Türkiye'nin Bağdat Büyükelçisi Faruk Kaymakcı, Bağdat'ta bir araya geldiği Irak Dışişleri Bakanı İbrahim Caferi'ye, Kerkük'te Başkonsolosluk ile Necef'te konsolosluk açılması ve Basra'daki Türk Başkonsolosluğu'nun faaliyetlerinin canlandırılması yönündeki talebini iletti. Türkiye'nin Kerkük'te Başkonsolosluk açılması yönündeki talebine Bakan Caferi'nin olumlu baktığı ancak henüz bir cevap verilmediği bildirildi.
Irak Türkmen Cephesi Başkanı Erşad Salihi, Sputnik'in sorularını yanıtladı.
'IRAKLI YETKİLİLER, KONSOLOSLUK AÇILMASINI ONAYLAMAYABİLİR'
Irak'ta başkonsolosluk açılmasının hem ekonomik, hem de siyasi açıdan çok önemli olduğunu ifade eden Salihi, "Iraklı yetkililer, siyasal baskı altında kalarak Kerkük'te konsolosluk açılmasını onaylamayabilir. Dışişleri Bakanlığı'nın üzerinde Konsolosluk açılmasın diye ciddi baskılar olacaktır" dedi.
'TÜRKMENLERİN YAŞADIĞI BÖLGELER HARİTADAN SİLİNECEK'
"IŞİD, bölgeyi bölmek için getirilmiştir. O yüzden IŞİD önce Türkmen bölgelerine, ondan sonra Sünnilerin yaşadığı bölgelere saldırdı. Şu anda haritada Irak, üçe bölünmüş görünüyor. Türkmenlerin yaşadığı bölgeler ileride haritadan silinecek."

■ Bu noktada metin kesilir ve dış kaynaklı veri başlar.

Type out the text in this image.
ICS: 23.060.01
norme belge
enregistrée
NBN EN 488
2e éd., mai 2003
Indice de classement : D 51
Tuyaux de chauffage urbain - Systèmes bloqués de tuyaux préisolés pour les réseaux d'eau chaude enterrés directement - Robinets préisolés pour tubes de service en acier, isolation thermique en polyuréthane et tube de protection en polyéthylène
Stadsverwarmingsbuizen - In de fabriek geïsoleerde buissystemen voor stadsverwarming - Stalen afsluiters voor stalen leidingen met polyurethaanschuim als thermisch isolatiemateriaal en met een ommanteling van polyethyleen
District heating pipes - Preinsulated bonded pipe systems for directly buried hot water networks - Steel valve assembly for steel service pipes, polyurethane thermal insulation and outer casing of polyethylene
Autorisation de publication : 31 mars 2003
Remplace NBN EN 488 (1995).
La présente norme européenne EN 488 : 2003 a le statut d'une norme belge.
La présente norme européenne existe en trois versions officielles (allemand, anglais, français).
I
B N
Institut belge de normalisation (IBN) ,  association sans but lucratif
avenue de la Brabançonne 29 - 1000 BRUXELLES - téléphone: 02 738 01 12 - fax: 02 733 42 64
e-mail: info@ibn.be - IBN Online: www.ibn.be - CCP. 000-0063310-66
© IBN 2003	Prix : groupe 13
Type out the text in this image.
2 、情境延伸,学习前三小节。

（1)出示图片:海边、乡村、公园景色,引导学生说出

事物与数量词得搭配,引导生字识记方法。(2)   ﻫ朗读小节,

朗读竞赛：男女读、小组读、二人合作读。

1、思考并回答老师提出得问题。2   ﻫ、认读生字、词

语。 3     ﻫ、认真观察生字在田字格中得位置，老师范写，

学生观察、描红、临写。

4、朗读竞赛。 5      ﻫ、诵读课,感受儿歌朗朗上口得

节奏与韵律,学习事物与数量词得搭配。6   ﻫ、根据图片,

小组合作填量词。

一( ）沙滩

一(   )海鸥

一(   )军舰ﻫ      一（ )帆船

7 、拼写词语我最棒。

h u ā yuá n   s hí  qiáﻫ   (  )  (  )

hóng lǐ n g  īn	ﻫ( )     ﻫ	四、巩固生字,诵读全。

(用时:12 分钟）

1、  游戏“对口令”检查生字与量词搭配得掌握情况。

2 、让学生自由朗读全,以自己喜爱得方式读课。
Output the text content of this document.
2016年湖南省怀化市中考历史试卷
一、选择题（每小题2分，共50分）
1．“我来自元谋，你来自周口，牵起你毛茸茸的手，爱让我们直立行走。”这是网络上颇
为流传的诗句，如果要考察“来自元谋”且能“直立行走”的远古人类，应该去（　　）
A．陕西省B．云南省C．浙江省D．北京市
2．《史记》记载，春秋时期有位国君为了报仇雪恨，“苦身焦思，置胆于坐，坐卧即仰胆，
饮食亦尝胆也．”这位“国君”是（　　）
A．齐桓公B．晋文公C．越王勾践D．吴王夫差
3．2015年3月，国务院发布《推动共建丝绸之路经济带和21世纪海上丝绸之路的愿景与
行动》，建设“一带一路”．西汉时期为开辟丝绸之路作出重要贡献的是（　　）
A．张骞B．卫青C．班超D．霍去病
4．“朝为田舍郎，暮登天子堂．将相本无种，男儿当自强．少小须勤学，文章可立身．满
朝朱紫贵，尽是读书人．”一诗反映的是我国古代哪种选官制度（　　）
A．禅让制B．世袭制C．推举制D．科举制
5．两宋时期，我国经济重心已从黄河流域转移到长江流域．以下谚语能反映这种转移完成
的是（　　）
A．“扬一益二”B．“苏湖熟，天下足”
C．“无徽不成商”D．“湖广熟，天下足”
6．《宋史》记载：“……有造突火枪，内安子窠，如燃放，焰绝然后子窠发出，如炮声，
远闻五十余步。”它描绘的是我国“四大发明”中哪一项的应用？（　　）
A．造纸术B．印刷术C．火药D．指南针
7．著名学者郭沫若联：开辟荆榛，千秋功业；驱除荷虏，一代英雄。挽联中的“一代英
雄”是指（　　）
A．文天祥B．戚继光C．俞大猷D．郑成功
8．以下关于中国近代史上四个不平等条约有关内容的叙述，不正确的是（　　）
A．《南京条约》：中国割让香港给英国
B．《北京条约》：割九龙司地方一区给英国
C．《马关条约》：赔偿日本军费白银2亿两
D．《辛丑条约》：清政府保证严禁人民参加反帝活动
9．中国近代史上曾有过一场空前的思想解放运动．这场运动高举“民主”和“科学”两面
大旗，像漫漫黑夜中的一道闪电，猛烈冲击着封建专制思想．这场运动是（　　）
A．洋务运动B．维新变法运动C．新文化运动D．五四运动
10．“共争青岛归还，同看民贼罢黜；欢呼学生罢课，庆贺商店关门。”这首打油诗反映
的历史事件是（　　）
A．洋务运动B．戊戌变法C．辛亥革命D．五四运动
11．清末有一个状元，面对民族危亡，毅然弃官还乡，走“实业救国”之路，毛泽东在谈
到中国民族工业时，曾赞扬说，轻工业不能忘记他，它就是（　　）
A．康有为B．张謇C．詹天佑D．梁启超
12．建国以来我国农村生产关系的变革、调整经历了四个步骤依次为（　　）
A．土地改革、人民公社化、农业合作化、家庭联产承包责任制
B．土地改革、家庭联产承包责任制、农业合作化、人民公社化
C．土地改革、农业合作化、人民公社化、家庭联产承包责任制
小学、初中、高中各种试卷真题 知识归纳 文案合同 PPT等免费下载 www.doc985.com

IRAKLI TÜRKMENLER NE İSTİYOR?
Salihi, Türkmenlerin yaşadığı bölgelerin merkezi hükümetin kontrolünden uzakta, sünni Araplarla Kürtlerin arasında olan bir coğrafya kalmasını talihsizlik olarak nitelendiriyor. "IŞİD sonrası ciddi bir tehdidin altında kalan bu coğrafyada artık bizim üzerimizde de bir emrivaki siyaseti uygulanmış gibi görünüyor" diyen Salihi'ye göre Türkmenlerin izleyeceği en uygun politika merkezi hükümetle ve Kürtlerle ilişkiyi bozmamak:
"Her iki tarafla da anlaşarak, bölgemizi ve kimliğimizi korumak mecburiyetindeyiz. Aksi takdirde, eğer sadece Kürt bölgesinin içine girmiş olursak, Irak'ta, Irak Türkmenlerinden bahsetmek mümkün olmayacaktır. Biz geleceğimizi güvence altına almak için, anayasal maddeler, idari, siyasi sistemlerin üzerinde Kürtlerle beraber anlaşarak ve uluslararası mahfillerin güvencesi altında yapmalıyız bunu. Tek taraflı, iki tarafın birbiriyle anlaşması neticesinde kesinlikle bir sonuç getirmez. Çünkü, Kürtlerin silahları var, paraları var. Batı ülkeleri de onları destekliyor. O yüzden bizim onlarla masada oturarak anlaşmamız, Türkmenleri, Kürt bölgesine ilhak ettirmek ve teslim etmektir. Bu hususta biz, Türkiye'nin ve uluslararası mahfillerin merkezi hükümetin vesilesiyle, güvence altında imzalanan bir anlaşmaya o zaman ‘evet' deriz."